The simplest incarnation of this idea in the present context would be to use the estimator

x1 w1 + x2 w2 + x3 w3

w1 = 3 N1 / (N1+N2+N)

w2 = 3 N2/ (N1+N2+N)

w3 =  3 N/ (N1+N2+N)

It might also be good to add some confidence weighting, e.g. weighting the w3 term by an additional weight

c3 = 1 - s3/sqrt(N3)

where s3 is the standard deviation going along with x3. This represents the idea that MC sampling is quite unreliable, so that the important thing is really how many samples one has. The s3/sqrt(N3) is the standard formula for sample error, http://en.wikipedia.org/wiki/Standard_error#Standard_error_of_the_mean , which holds under reasonable assumptions. Then one would have

x1 w1 + x2 w2 + x3 w3

w1 = 3 N1 / (N1+N2+c3 N)

w2 = 3 N2/ (N1+N2+c3 N)

w3 =  3 c3 N/ (N1+N2+c3 N)

AndImplicationRule

Now we return to the case

Implication
    AND L1 L2 ... Lk
    R


The Simpler Case, where the Conjunction Has Few Terms

Consider for simplicity the case

Implication
    AND L1 L4 L7 L9
    R

Then, the issue at hand is to calculate

P( R | L1 & L4 & L7 & L9)

which may be done e.g. via

P( R | L1 & L4 & L7 & L9) = P( R & L1 & L4 & L7 & L9)  / P( L1 & L4 & L7 & L9)

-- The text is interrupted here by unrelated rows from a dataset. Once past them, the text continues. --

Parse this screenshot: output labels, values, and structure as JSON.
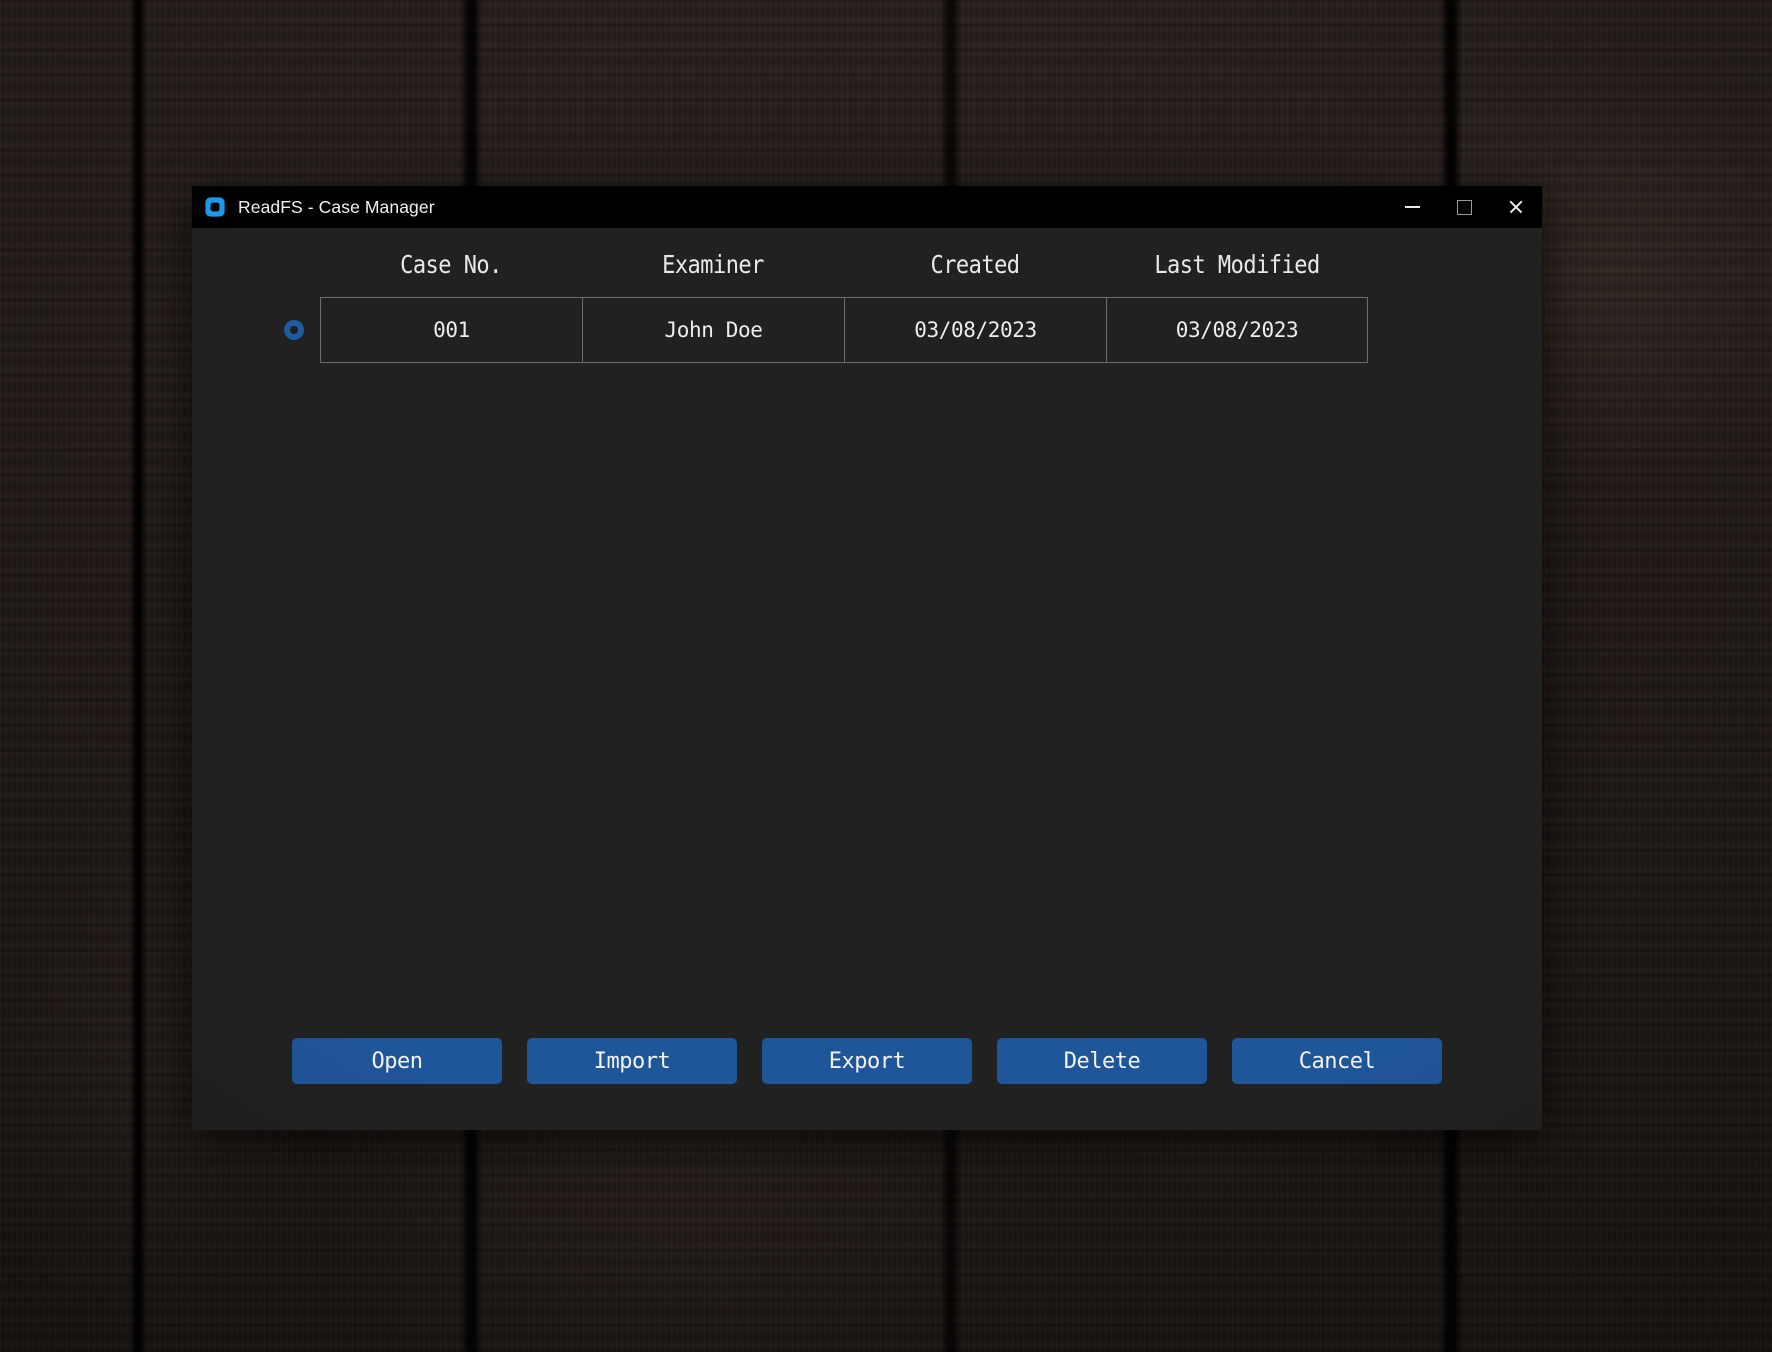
{
  "window": {
    "title": "ReadFS - Case Manager",
    "icon": "readfs-app-icon",
    "accent_color": "#1f5599",
    "title_bar_color": "#000000",
    "body_color": "#212121",
    "controls": {
      "minimize": "minimize-icon",
      "maximize": "maximize-icon",
      "close": "close-icon"
    }
  },
  "table": {
    "columns": [
      "Case No.",
      "Examiner",
      "Created",
      "Last Modified"
    ],
    "rows": [
      {
        "selected": true,
        "case_no": "001",
        "examiner": "John Doe",
        "created": "03/08/2023",
        "last_modified": "03/08/2023"
      }
    ]
  },
  "buttons": [
    {
      "label": "Open"
    },
    {
      "label": "Import"
    },
    {
      "label": "Export"
    },
    {
      "label": "Delete"
    },
    {
      "label": "Cancel"
    }
  ]
}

Next, the numerator and denominator may be calculated using the intersection version of the inclusion-exclusion formula

http://en.wikipedia.org/wiki/Inclusion-exclusion_principle#Counting_intersections

This requires us to calculate a bunch of stuff like

P(~R & ~L1 & ~ L4)
P(~R & ~L1 & ~ L7)
...

and if we wanted to get even higher-order dependencies, stuff like

P(~R & ~L1 & ~ L4 & ~L7)
P(~R & ~L1 & ~ L7 & ~L9)
...

Note that each of these conditional probabilities involves calculation of the probability of an AndLink, e.g.

Andlink
   NotLink R
   NotLink L1
   NotLink L4

for P(~R & ~L1 & ~ L4). This may be done via the methods described in the previous section; or it could be done via applying the inclusion/exclusion based AndRule to be described below (which works similarly to the AndImplicationRule we are describing in this section now).

The Harder Case, where the Conjunction Has Many Terms

Next, if there is a larger number of Li in the conjunction at the source of the implication, then one approach is to approximate the inclusion-exclusion formula by leaving out small terms. This basically comes down to "frequent rule-combination mining" followed by inclusion-exclusion calculations based on the frequent rules only...

Then we can do basic FIM style data mining find the reasonably frequent pairs (~L_i & ~L_j) [where frequency is calculated using the methods outlined above for estimating predicate truth value across the Atomspace]

Then for the reasonably frequent pairs, we find the reasonably frequent triples (~L_i & ~L_j & ~L_k)

(I suspect that might be all the iterations needed in the vast majority of real-world cases, but in principle one could go on to quadruples as well. )

Then, one could do as suggested in above in the small-conjunction case, but restricting attention only to those tuples identified as reasonably frequent.

AndRule

The same methods just outlined for

Implication
    AND L1 L2 ... Lk
    R


can obviously be applied to

AND L1 L2 ... Lk

equally well. For small conjunctions one can use inclusion-exclusion; for larger conjunctions one can use FIM on the conjuncted terms, to do inclusion-exclusion using only nontrivial terms.